In Singapore, free-to-air television remains highly popular and is an authority platform for local coverage. However increasingly, content is being curated and designed differently to be more engaging for digital audiences, as voters turn heavily to social platforms for news and more independent viewpoints.  

For a country with smartphone penetration nearing 100%, social media is more accessible, across various devices, and more convenient even for older demographics as content can be accessed anytime, anywhere. Content consumption available in real-time is now a baseline expectation for people of all ages compared to previous elections. 

Across social media platforms, which operate on an advertising-based model, impactful content varies from platform to platform. Singapore’s most used platforms include YouTube, Facebook and Instagram, and successful content strategies across these differ in subtle ways meaning local news publishers have been under pressure to adopt new technology and optimize their content for viewing on different platforms. 

YouTube audiences are more likely to watch longer videos and live streams, while expecting high-production value, well-produced content. On Facebook, audiences want sharable content, shorter-form video clips and highlights, while retaining high-production quality. Instagram audiences look for more raw video content, shot in personal ways such as on a smartphone selfie camera, that brings them very close to the content. 

The real-time, always-on nature of social media means that being first to market with live content positions a channel as the primary destination for news and is helping local media engage larger audiences across the country.  In Singapore’s TV and radio broadcasters, this is more prominent than it ever and has increased voter participation via new content formats online.  For political parties in Singapore, the key so far has been to focus strongly on grabbing the attention of all audiences with a well-executed multi-platform strategy. 

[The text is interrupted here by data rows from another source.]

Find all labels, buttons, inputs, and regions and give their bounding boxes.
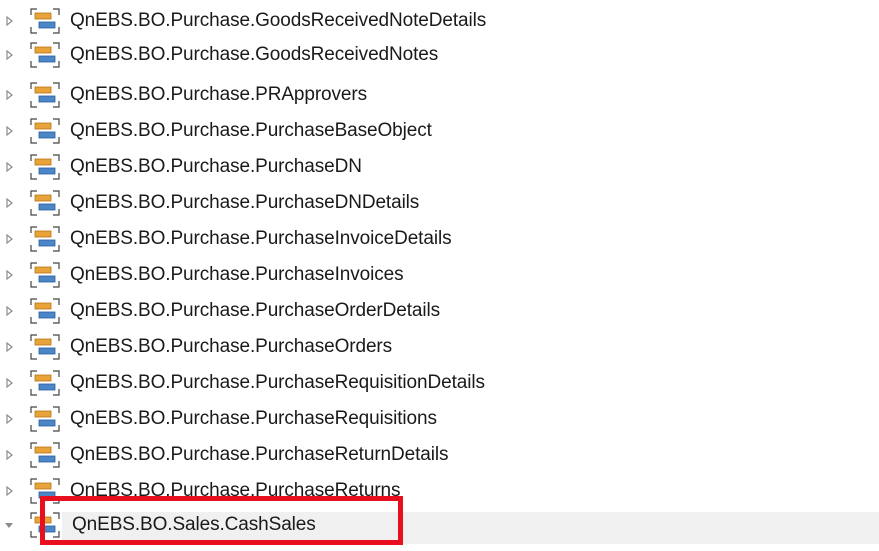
tree-item[interactable]: QnEBS.BO.Purchase.PurchaseReturnDetails [0, 437, 879, 473]
collapse-arrow-icon[interactable] [4, 520, 14, 530]
tree-item-label: QnEBS.BO.Purchase.GoodsReceivedNoteDetai… [70, 10, 487, 31]
expand-arrow-icon[interactable] [4, 162, 14, 172]
expand-arrow-icon[interactable] [4, 126, 14, 136]
tree-item-label: QnEBS.BO.Purchase.PurchaseBaseObject [70, 120, 432, 141]
class-diagram-icon [28, 80, 62, 110]
class-diagram-icon [28, 332, 62, 362]
tree-item-label: QnEBS.BO.Purchase.PurchaseInvoiceDetails [70, 228, 452, 249]
tree-item-label: QnEBS.BO.Purchase.PurchaseReturns [70, 480, 401, 501]
tree-item[interactable]: QnEBS.BO.Purchase.PurchaseRequisitions [0, 401, 879, 437]
class-diagram-icon [28, 224, 62, 254]
expand-arrow-icon[interactable] [4, 342, 14, 352]
expand-arrow-icon[interactable] [4, 16, 14, 26]
tree-item[interactable]: QnEBS.BO.Purchase.PurchaseBaseObject [0, 113, 879, 149]
expand-arrow-icon[interactable] [4, 450, 14, 460]
tree-item[interactable]: QnEBS.BO.Purchase.PurchaseDNDetails [0, 185, 879, 221]
tree-item[interactable]: QnEBS.BO.Purchase.PurchaseOrderDetails [0, 293, 879, 329]
tree-item-label: QnEBS.BO.Purchase.PurchaseOrders [70, 336, 393, 357]
tree-item-label: QnEBS.BO.Purchase.PurchaseDNDetails [70, 192, 420, 213]
class-diagram-icon [28, 260, 62, 290]
tree-item-label: QnEBS.BO.Purchase.PurchaseDN [70, 156, 362, 177]
tree-item[interactable]: QnEBS.BO.Purchase.PurchaseReturns [0, 473, 879, 509]
class-diagram-icon [28, 152, 62, 182]
class-diagram-icon [28, 116, 62, 146]
tree-item-label: QnEBS.BO.Purchase.PurchaseRequisitions [70, 408, 437, 429]
class-diagram-icon [28, 6, 62, 36]
tree-item[interactable]: QnEBS.BO.Purchase.PurchaseInvoiceDetails [0, 221, 879, 257]
tree-item[interactable]: QnEBS.BO.Purchase.PurchaseOrders [0, 329, 879, 365]
class-diagram-icon [28, 188, 62, 218]
tree-item-label: QnEBS.BO.Purchase.PurchaseRequisitionDet… [70, 372, 485, 393]
tree-item[interactable]: QnEBS.BO.Sales.CashSales [0, 507, 879, 544]
tree-item-label: QnEBS.BO.Purchase.GoodsReceivedNotes [70, 44, 439, 65]
class-diagram-icon [28, 404, 62, 434]
expand-arrow-icon[interactable] [4, 234, 14, 244]
tree-item-label: QnEBS.BO.Purchase.PRApprovers [70, 84, 368, 105]
tree-item[interactable]: QnEBS.BO.Purchase.GoodsReceivedNoteDetai… [0, 3, 879, 39]
tree-item-label: QnEBS.BO.Purchase.PurchaseReturnDetails [70, 444, 449, 465]
tree-item[interactable]: QnEBS.BO.Purchase.PRApprovers [0, 77, 879, 113]
class-diagram-icon [28, 296, 62, 326]
expand-arrow-icon[interactable] [4, 198, 14, 208]
class-diagram-icon [28, 40, 62, 70]
class-diagram-icon [28, 510, 62, 540]
expand-arrow-icon[interactable] [4, 486, 14, 496]
expand-arrow-icon[interactable] [4, 414, 14, 424]
tree-item[interactable]: QnEBS.BO.Purchase.PurchaseDN [0, 149, 879, 185]
expand-arrow-icon[interactable] [4, 50, 14, 60]
expand-arrow-icon[interactable] [4, 270, 14, 280]
expand-arrow-icon[interactable] [4, 90, 14, 100]
class-diagram-icon [28, 368, 62, 398]
expand-arrow-icon[interactable] [4, 378, 14, 388]
tree-item[interactable]: QnEBS.BO.Purchase.PurchaseRequisitionDet… [0, 365, 879, 401]
class-diagram-icon [28, 440, 62, 470]
tree-item-label: QnEBS.BO.Purchase.PurchaseOrderDetails [70, 300, 441, 321]
tree-item[interactable]: QnEBS.BO.Purchase.GoodsReceivedNotes [0, 37, 879, 73]
expand-arrow-icon[interactable] [4, 306, 14, 316]
tree-item-label: QnEBS.BO.Purchase.PurchaseInvoices [70, 264, 404, 285]
tree-item[interactable]: QnEBS.BO.Purchase.PurchaseInvoices [0, 257, 879, 293]
tree-item-label: QnEBS.BO.Sales.CashSales [72, 514, 316, 535]
class-diagram-icon [28, 476, 62, 506]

Those outside Singapore will watch with a vested eye on how some of these new initiatives will work in a country with a multi-cultural backdrop and a louder than ever-younger demographic that want to have more say in political debates. More so than anything else, Singapore will showcase many digital-first strategies as a way forward for local political coverage.  

Depending on how long social isolation or border measures are in place across Asia there may be valuable lessons for other regional news broadcasters and political parties on how best to reach local audiences who are gaining more confidence to debate key political issues in the right formats via the right platforms.